A unit trust manager here also acknowledged that Singaporeans are disappointed with the patchy performance of CPF-approved unit trusts.
Standard and Poor's data showed that over a one-year period to March 31, just under 58 per cent of them beat the CPF Ordinary Account interest rate of 2.5 per cent a year.
Indeed, the 'relatively attractive' risk-free rate for CPF funds is one reason cited by Mr Vasu Menon, chief editor of unit trust distributor finatiQ, for the preference of Singaporeans to put cash rather than CPF funds into unit trusts.
'The deposit rates had been very low in past years, hovering at times way below 0.5 per cent, so it made sense for Singaporeans to leave their CPF funds alone while putting their free cash into unit trusts - which are less risky than individual stocks,' he said.
Another reason was the 'economic uncertainty' in 2002 and 2003, which prompted many Singaporeans to 'keep their idle cash in the CPF so that they could still pay up their property loans in the event that they got retrenched', he added.
Mr Wang will play financial guru again.
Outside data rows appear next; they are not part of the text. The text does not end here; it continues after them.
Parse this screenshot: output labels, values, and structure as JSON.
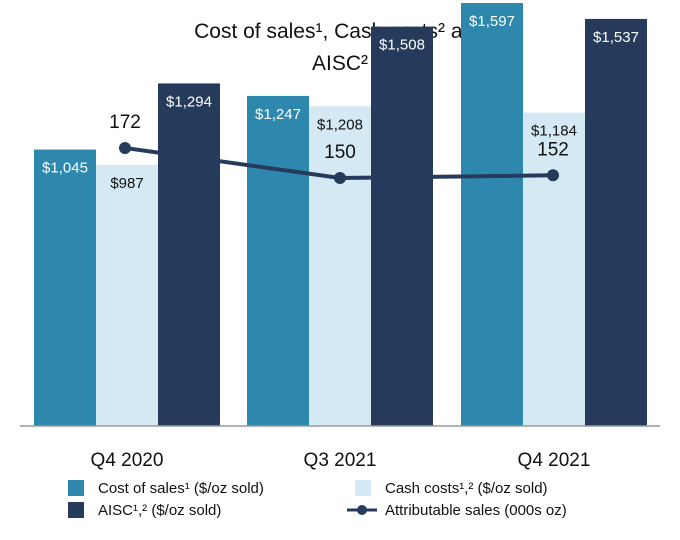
{
  "chart_data": {
    "type": "bar",
    "title_lines": [
      "Cost of sales¹, Cash costs² and",
      "AISC²"
    ],
    "categories": [
      "Q4 2020",
      "Q3 2021",
      "Q4 2021"
    ],
    "series": [
      {
        "name": "Cost of sales¹ ($/oz sold)",
        "values": [
          1045,
          1247,
          1597
        ],
        "labels": [
          "$1,045",
          "$1,247",
          "$1,597"
        ],
        "color": "#2e88ad",
        "label_color": "#ffffff"
      },
      {
        "name": "Cash costs¹,² ($/oz sold)",
        "values": [
          987,
          1208,
          1184
        ],
        "labels": [
          "$987",
          "$1,208",
          "$1,184"
        ],
        "color": "#d4e9f4",
        "label_color": "#111111"
      },
      {
        "name": "AISC¹,² ($/oz sold)",
        "values": [
          1294,
          1508,
          1537
        ],
        "labels": [
          "$1,294",
          "$1,508",
          "$1,537"
        ],
        "color": "#263b5b",
        "label_color": "#ffffff"
      }
    ],
    "line": {
      "name": "Attributable sales (000s oz)",
      "values": [
        172,
        150,
        152
      ],
      "labels": [
        "172",
        "150",
        "152"
      ],
      "color": "#263b5b"
    },
    "legend": "bottom",
    "ylim_bars": [
      700,
      1600
    ]
  }
}
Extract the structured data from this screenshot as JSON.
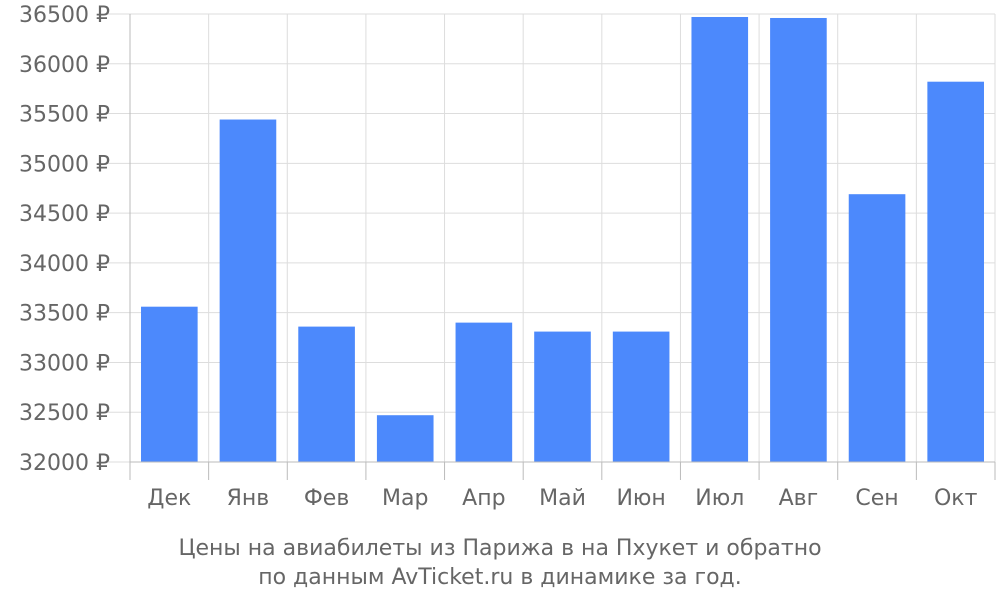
{
  "chart_data": {
    "type": "bar",
    "categories": [
      "Дек",
      "Янв",
      "Фев",
      "Мар",
      "Апр",
      "Май",
      "Июн",
      "Июл",
      "Авг",
      "Сен",
      "Окт"
    ],
    "values": [
      33560,
      35440,
      33360,
      32470,
      33400,
      33310,
      33310,
      36470,
      36460,
      34690,
      35820
    ],
    "ylim": [
      32000,
      36500
    ],
    "yticks": [
      32000,
      32500,
      33000,
      33500,
      34000,
      34500,
      35000,
      35500,
      36000,
      36500
    ],
    "ytick_labels": [
      "32000 ₽",
      "32500 ₽",
      "33000 ₽",
      "33500 ₽",
      "34000 ₽",
      "34500 ₽",
      "35000 ₽",
      "35500 ₽",
      "36000 ₽",
      "36500 ₽"
    ],
    "grid": true,
    "bar_color": "#4c89fc",
    "caption": [
      "Цены на авиабилеты из Парижа в на Пхукет и обратно",
      "по данным AvTicket.ru в динамике за год."
    ]
  }
}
Here are some little tips, tricks and bits of advice for his readers to think about:
1. A well-diversified financial portfolio should be split between different asset classes, for example, equities, bonds and cash. In planning your portfolio, you can treat your CPF funds as the "bond" component of your portfolio. The return (2.5% for Ordinary Account and 4% for Special Account) is relatively lower but it's also practically risk-free.
2. To get a higher return on your CPF money and still enjoy the risk-free aspects, don't forget that you can shift your Ordinary Account funds (2.5% interest rate) into your Special Account funds (4% interest rate). With a Singpass, you can do it completely online. Do bear in mind that when money in your Special Account is more strictly meant for your retirement and you wouldn't, for example, be able to withdraw it for your downpayment if you wanted to buy a new property next week.
3. Aaron Koh says: "'Investors have to pay initial sales charges ranging from 3 to 5 per cent upfront, even before the investment makes money." Mr Wang suggests that you invest in unit trusts online (using Fundsupermart, DollarDex or Finatiq) where sales charges are typically lower at 1.5% to 2.5%.
4. Vasu Menon says: "... economic uncertainty in 2002 and 2003 ... prompted many Singaporeans to 'keep their idle cash in the CPF so that they could still pay up their property loans in the event that they got retrenched'." This is a valid and important consideration. If you're a homeowner with a mortgage to pay off, do keep a buffer of extra cash in your CPF Ordinary Account to meet such contingencies.
5. Vasu Menon also says: "'The deposit rates had been very low in past years, hovering at times way below 0.5 per cent." Mr Wang says: "Bah." Forget your deposit rates. Keep an operating account for administrative convenience for paying your water bills, Singnet bills, electricity bills etc. Take the rest of your money and park it elsewhere. Even if you're a real kiasi investor, there are better options such as OCBC Money Market.